The £31 billion deal, which was first announced in May 2020, faced scrutiny from the UK Competition and Markets Authority (CMA) over concerns that the combined company could raise prices or reduce the quality of services, upsetting the delicate balance of the mobile services marketplace and negatively impacting consumers. Yet having examined the evidence, the CMA dubbed the concerns unfounded and gave the deal the green light.
The joint venture between Virgin Media owner Liberty Global and O2 owner Telefónica is now set to provide a complete package of services, bringing full-fibre broadband, entertainment, TV and mobile services under one roof.
“We are ready to shake up the market and be the competitor the country needs at a time when choice has never been more important” said Lutz Schüler, chief executive of Virgin Media O2.
The planned shake up will require significant infrastructure upgrades, with Virgin Media O2 building on their existing fibre network to bring more speed and competition to areas across the nation, and installing 5G to around 200 towns and cities.
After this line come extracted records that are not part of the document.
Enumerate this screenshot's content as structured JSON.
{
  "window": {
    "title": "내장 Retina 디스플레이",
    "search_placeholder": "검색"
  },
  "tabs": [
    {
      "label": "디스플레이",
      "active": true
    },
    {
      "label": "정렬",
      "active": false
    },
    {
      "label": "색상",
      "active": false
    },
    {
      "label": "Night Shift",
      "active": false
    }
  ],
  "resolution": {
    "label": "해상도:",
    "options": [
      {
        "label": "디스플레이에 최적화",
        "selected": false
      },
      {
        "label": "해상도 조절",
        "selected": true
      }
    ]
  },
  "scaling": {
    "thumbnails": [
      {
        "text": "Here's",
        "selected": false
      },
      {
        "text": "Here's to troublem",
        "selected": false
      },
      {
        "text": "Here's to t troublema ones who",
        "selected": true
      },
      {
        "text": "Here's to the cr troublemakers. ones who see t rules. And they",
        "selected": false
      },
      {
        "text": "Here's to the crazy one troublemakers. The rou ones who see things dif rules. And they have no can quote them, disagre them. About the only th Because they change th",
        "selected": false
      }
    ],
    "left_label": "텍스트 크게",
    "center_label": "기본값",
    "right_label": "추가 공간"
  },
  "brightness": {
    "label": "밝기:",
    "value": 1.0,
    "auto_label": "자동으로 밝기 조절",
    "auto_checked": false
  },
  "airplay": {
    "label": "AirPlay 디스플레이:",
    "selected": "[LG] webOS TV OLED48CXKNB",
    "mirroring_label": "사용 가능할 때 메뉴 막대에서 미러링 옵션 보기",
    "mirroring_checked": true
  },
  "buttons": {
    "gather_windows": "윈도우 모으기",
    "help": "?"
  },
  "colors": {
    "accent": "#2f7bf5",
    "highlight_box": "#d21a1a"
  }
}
To this end, the combined company has committed £10 billion investment over the next five years, which is expected to create almost 2,000 new roles and 1,000 apprenticeships, along with contributing significantly to the government’s goal of rolling out superfast broadband to 85 percent of the country.
For the broader telecommunications market, the combined company could make a big splash, creating a stronger competitor for telecoms heavyweight BT, and sparking a new telecommunications rivalry that could stretch into the coming decade.